Tout, une fois encore, est affaire de frontière. Je les nomme dessins aujourd’hui, simplement parce que je me souviens que c’est la découverte du dessin, de la peinture, et le désir qu’elle a fait naître en moi, qui m’ont donné l’idée que l’architecture combinait tout ce que j’aimais et à quoi j’aspirais, la science et l’art. Idée absurde en elle-même mais qui m’a mis en route.
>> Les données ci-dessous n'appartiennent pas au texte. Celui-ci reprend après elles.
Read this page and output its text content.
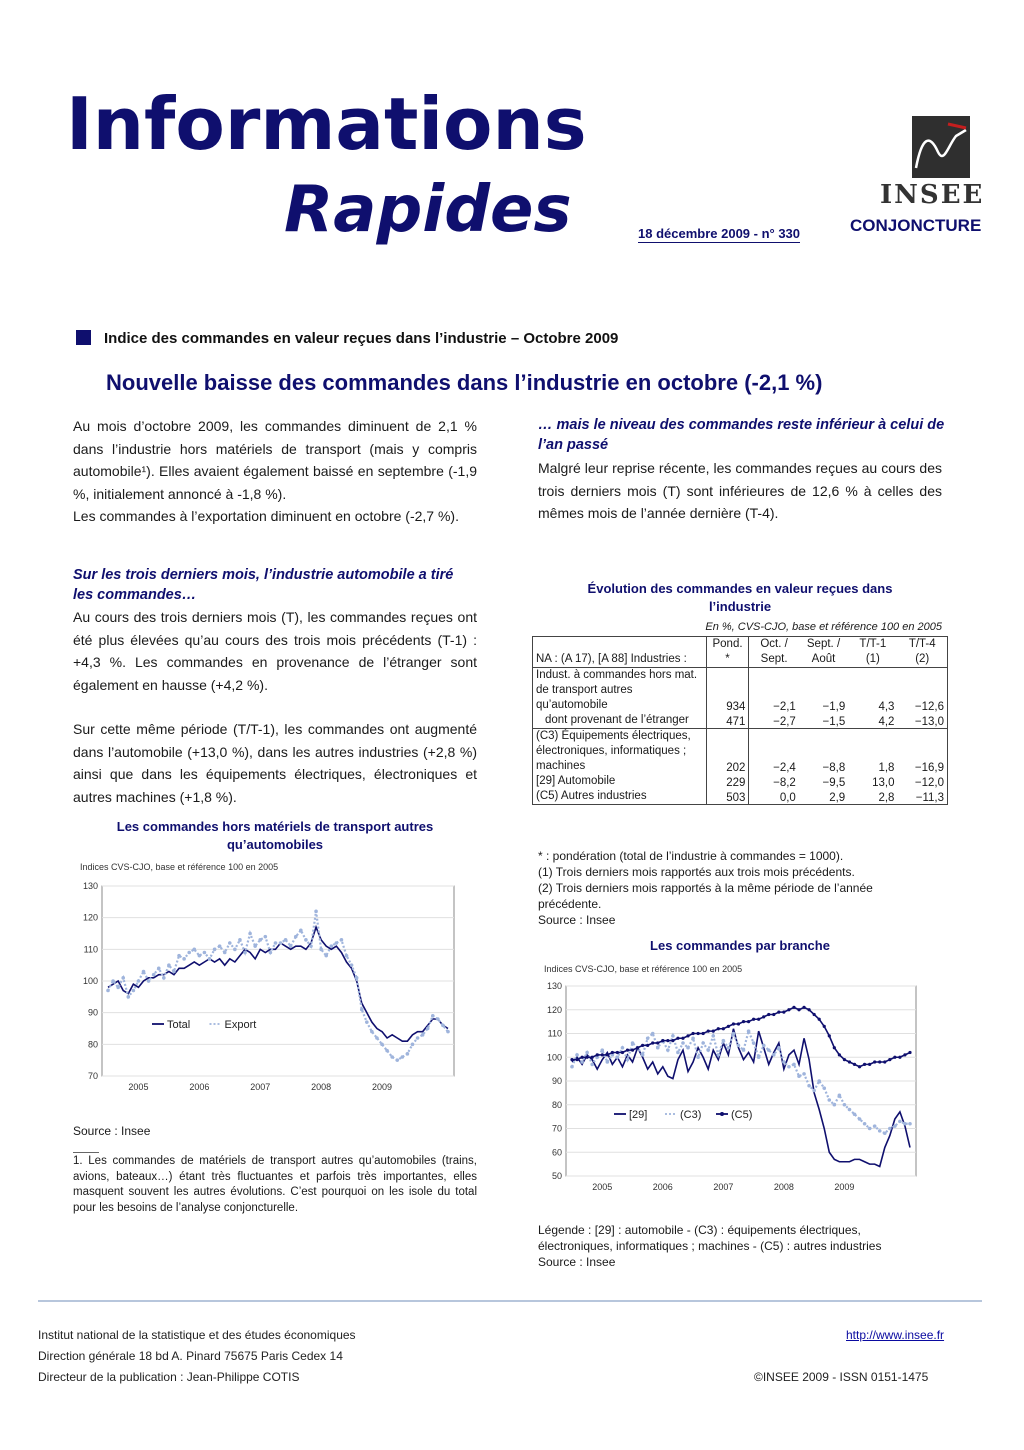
Informations
Rapides	18 décembre 2009 - n° 330
INSEE
CONJONCTURE
Indice des commandes en valeur reçues dans l’industrie – Octobre 2009
Nouvelle baisse des commandes dans l’industrie en octobre (-2,1 %)
Au mois d’octobre 2009, les commandes diminuent de 2,1 % dans l’industrie hors matériels de transport (mais y compris automobile¹). Elles avaient également baissé en septembre (-1,9 %, initialement annoncé à -1,8 %).
Les commandes à l’exportation diminuent en octobre (-2,7 %).
Sur les trois derniers mois, l’industrie automobile a tiré les commandes…
Au cours des trois derniers mois (T), les commandes reçues ont été plus élevées qu’au cours des trois mois précédents (T-1) : +4,3 %. Les commandes en provenance de l’étranger sont également en hausse (+4,2 %).
Sur cette même période (T/T-1), les commandes ont augmenté dans l’automobile (+13,0 %), dans les autres industries (+2,8 %) ainsi que dans les équipements électriques, électroniques et autres machines (+1,8 %).
Les commandes hors matériels de transport autres qu’automobiles
Indices CVS-CJO, base et référence 100 en 2005
70
80
90
100
110
120
130
2005	2006	2007	2008	2009
Total	Export
Source : Insee
1. Les commandes de matériels de transport autres qu’automobiles (trains, avions, bateaux…) étant très fluctuantes et parfois très importantes, elles masquent souvent les autres évolutions. C’est pourquoi on les isole du total pour les besoins de l’analyse conjoncturelle.
… mais le niveau des commandes reste inférieur à celui de l’an passé
Malgré leur reprise récente, les commandes reçues au cours des trois derniers mois (T) sont inférieures de 12,6 % à celles des mêmes mois de l’année dernière (T-4).
Évolution des commandes en valeur reçues dans l’industrie
En %, CVS-CJO, base et référence 100 en 2005
NA : (A 17), [A 88] Industries :	Pond. *	Oct. / Sept.	Sept. / Août	T/T-1 (1)	T/T-4 (2)
Indust. à commandes hors mat. de transport autres qu’automobile	934	−2,1	−1,9	4,3	−12,6
dont provenant de l’étranger	471	−2,7	−1,5	4,2	−13,0
(C3) Équipements électriques, électroniques, informatiques ; machines	202	−2,4	−8,8	1,8	−16,9
[29] Automobile	229	−8,2	−9,5	13,0	−12,0
(C5) Autres industries	503	0,0	2,9	2,8	−11,3
* : pondération (total de l’industrie à commandes = 1000).
(1) Trois derniers mois rapportés aux trois mois précédents.
(2) Trois derniers mois rapportés à la même période de l’année précédente.
Source : Insee
Les commandes par branche
Indices CVS-CJO, base et référence 100 en 2005
50
60
70
80
90
100
110
120
130
2005	2006	2007	2008	2009
[29]	(C3)	(C5)
Légende : [29] : automobile - (C3) : équipements électriques, électroniques, informatiques ; machines - (C5) : autres industries
Source : Insee
Institut national de la statistique et des études économiques
Direction générale 18 bd A. Pinard 75675 Paris Cedex 14
Directeur de la publication : Jean-Philippe COTIS
http://www.insee.fr
©INSEE 2009 - ISSN 0151-1475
Voilà, écrire et dessiner m’ont amené dans un même espace, celui, totalement abstrait, de la frontière, dans lequel le détail se révèle et, au plus fort de son intensité, se perd. Après la dépression et le vide qui ont suivi la fin de l’opéra de Pékin, que, dans mon exigence jamais comblée, j’ai vécu comme un arrêt plutôt qu’un accomplissement, c’est dans cet espace peut-être que je retrouverai l’architecture. Un espace homologue de ce point triple autour duquel l’eau, la glace et la vapeur se confondent. Je serais là désormais, ni architecte seulement, ni écrivain, ni peintre, délivré du souci d’être reconnu comme l’un ou l’autre. Reprenant à l’envers le chemin, revenant aux questions de la jeunesse et de l’enfance. »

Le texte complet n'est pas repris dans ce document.